Will Galileo Make Jupiter a Star?:
In October of 1989, NASA launched the Galileo spacecraft toward the planet Jupiter. Its mission was manyfold: to explore the moons of the giant planet, to investigate the environment of Jupiter’s neighborhood, and to drop a probe into Jupiter’s atmosphere to measure its physical characteristics.
After nearly eight years, Galileo’s mission is over. It is out of fuel, and has been hammered by Jupiter’s radioactive magnetic field for so long that its hardware is dying. NASA decided that the best thing to do is use the remaining fuel to drop the spacecraft into Jupiter, where it will burn up harmlessly. They feel this is better than letting it continue to orbit the planet, because it might eventually crash into one of the moons. One such moon, Europa, may just possibly have the right conditions for life to evolve, and they don’t want Galileo to contaminate the moon, even given the extremely long odds of it happening. Galileo will plunge into Jupiter on September 21, 2003, around 20:00 hours Greenwich time.
But some people think that NASA had more plans for Galileo. They claim that NASA’s nefarious scheme was to drop Galileo into Jupiter and use it to ignite Jupiter like a fusion bomb, either turning it into a star like the Sun, or simply blowing it to smithereens.
That’s right my Terran amigos, Jupiter is going to finish what Zeus started… or something to that effect.
Anyways, as Mr. Plait states, the eggheads at NASA are going to do a controlled crash of the Gailileo probe into Jupiter’s atmosphere, rather than risk taunting the cellestial gods of the Galilean moons — especially the ones sanctioned by Clarke.
So, just like Planet X, this entire situation has conspiracy written all over it — I’m sure both Oswald and the masons have something to do with it.
Giant star caught swallowing three planets:
A giant star has been caught in the act of swallowing three planets, one after the other, with each “meal” accompanied by a massive eruption.
“It has been suggested in the past that stars might engulf planets in this way, but we believe we have actually caught this action for the first time,” says Alon Retter of the University of Sydney, Australia.
The star, known as V838 Monocerotis, is about 20,000 light years from Earth. In January 2002, it temporarily became the brightest star in the Milky Way, 600,000 times more luminous than the Sun. At the time, astronomers struggled to explain the spectacular explosion.
Just so I’d let you know - for the record - I voted against any planet consumption back in 2000, so I’m not responsible for any such stellar cannibalism.
This Gaulic barbarism will surely lead to the decline of civilization as we know it — free V838 Monocerotis!
SBC Won’t Name Names in File-Sharing Cases:
As the recording industry pursues its lawsuits against those it says are digital music pirates, SBC Communications has emerged as the only major Internet service provider that has so far refused to identify computer users whom the industry suspects of copyright infringement.
[...]
SBC, the No. 2 regional phone company and a major local telecommunications service provider in the Midwest and West, has received about 300 such subpoenas and has refused to answer any of them. It has stuck to that position even though Verizon, the biggest local phone company — which has most of its customers along the East Coast — lost a major lawsuit this year against the recording industry.

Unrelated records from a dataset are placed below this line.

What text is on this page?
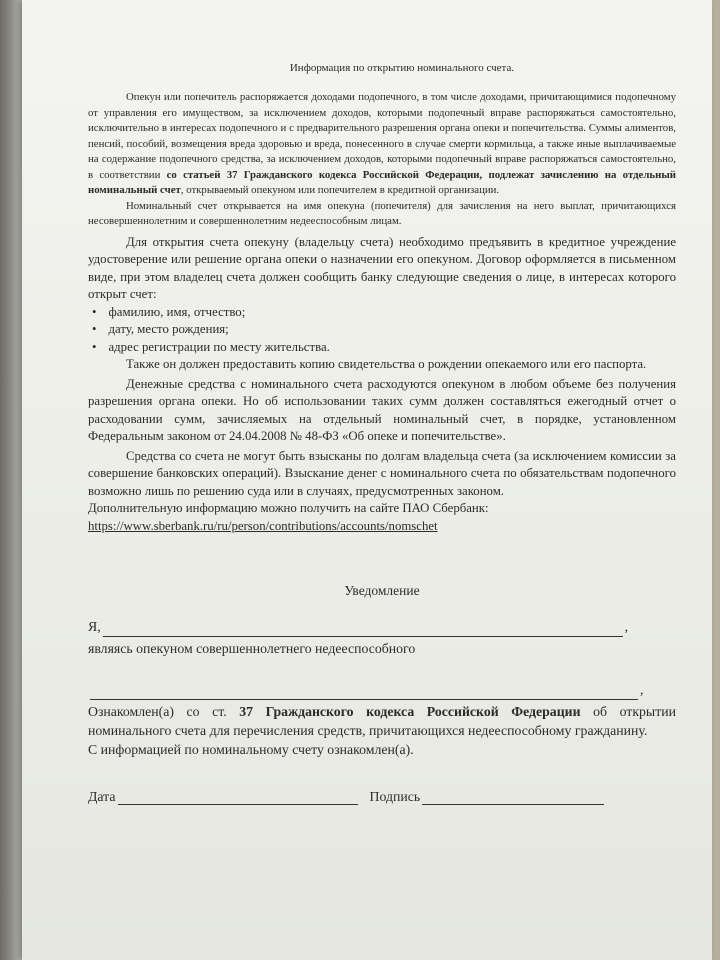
Информация по открытию номинального счета.

Опекун или попечитель распоряжается доходами подопечного, в том числе доходами, причитающимися подопечному от управления его имуществом, за исключением доходов, которыми подопечный вправе распоряжаться самостоятельно, исключительно в интересах подопечного и с предварительного разрешения органа опеки и попечительства. Суммы алиментов, пенсий, пособий, возмещения вреда здоровью и вреда, понесенного в случае смерти кормильца, а также иные выплачиваемые на содержание подопечного средства, за исключением доходов, которыми подопечный вправе распоряжаться самостоятельно, в соответствии со статьей 37 Гражданского кодекса Российской Федерации, подлежат зачислению на отдельный номинальный счет, открываемый опекуном или попечителем в кредитной организации.

Номинальный счет открывается на имя опекуна (попечителя) для зачисления на него выплат, причитающихся несовершеннолетним и совершеннолетним недееспособным лицам.

Для открытия счета опекуну (владельцу счета) необходимо предъявить в кредитное учреждение удостоверение или решение органа опеки о назначении его опекуном. Договор оформляется в письменном виде, при этом владелец счета должен сообщить банку следующие сведения о лице, в интересах которого открыт счет:

• фамилию, имя, отчество;
• дату, место рождения;
• адрес регистрации по месту жительства.

Также он должен предоставить копию свидетельства о рождении опекаемого или его паспорта.

Денежные средства с номинального счета расходуются опекуном в любом объеме без получения разрешения органа опеки. Но об использовании таких сумм должен составляться ежегодный отчет о расходовании сумм, зачисляемых на отдельный номинальный счет, в порядке, установленном Федеральным законом от 24.04.2008 № 48-ФЗ «Об опеке и попечительстве».

Средства со счета не могут быть взысканы по долгам владельца счета (за исключением комиссии за совершение банковских операций). Взыскание денег с номинального счета по обязательствам подопечного возможно лишь по решению суда или в случаях, предусмотренных законом.

Дополнительную информацию можно получить на сайте ПАО Сбербанк:

https://www.sberbank.ru/ru/person/contributions/accounts/nomschet

Уведомление
Я,	,
являясь опекуном совершеннолетнего недееспособного
,

Ознакомлен(а) со ст. 37 Гражданского кодекса Российской Федерации об открытии номинального счета для перечисления средств, причитающихся недееспособному гражданину.

С информацией по номинальному счету ознакомлен(а).
Дата	Подпись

Yup, guess who my neighbor’s ISP is? That’s right, SBC. And guess who repeatedly told them not to blow the lid on a certain secret operation involving electrons, a stick of Juicy Fruit and the angle of the Sun at noon yesterday? That’s right, MacGyver. And guess who Homer voted for? That’s right, Kodos.
While I’m sure you’d like to know more of the plot, what this Slashdot story basically boils down to is: I was under medication when I made the decision to burn the tapes and by resigning, I impeached myself.
K, now it’s your turn to play Nixon.
I mentioned that Intel unveiled a ultra version of the Pentium 4 (it’s actually a Xeon MP repackaged) yesterday, knighting it with Sir Extreme status.
AcesHardware linked to some benchmarks that I found interesting because it shows off a 3.06 ghz Xeon MP 1 MB L3 cache (which is a 533 mhz FSB part, the ‘Extreme’ uses an 800 mhz FSB and 2 MB L3 cache). It compares the Xeon MP with a slew of other chips, including two Opteron’s, with the benchmark results showing that the new chip from Intel will most probably rank high in most real-world benchmarks (some synthetic too).
Anyways, expect to see this new Marketecture® in a store near you, sometime in the following month or so.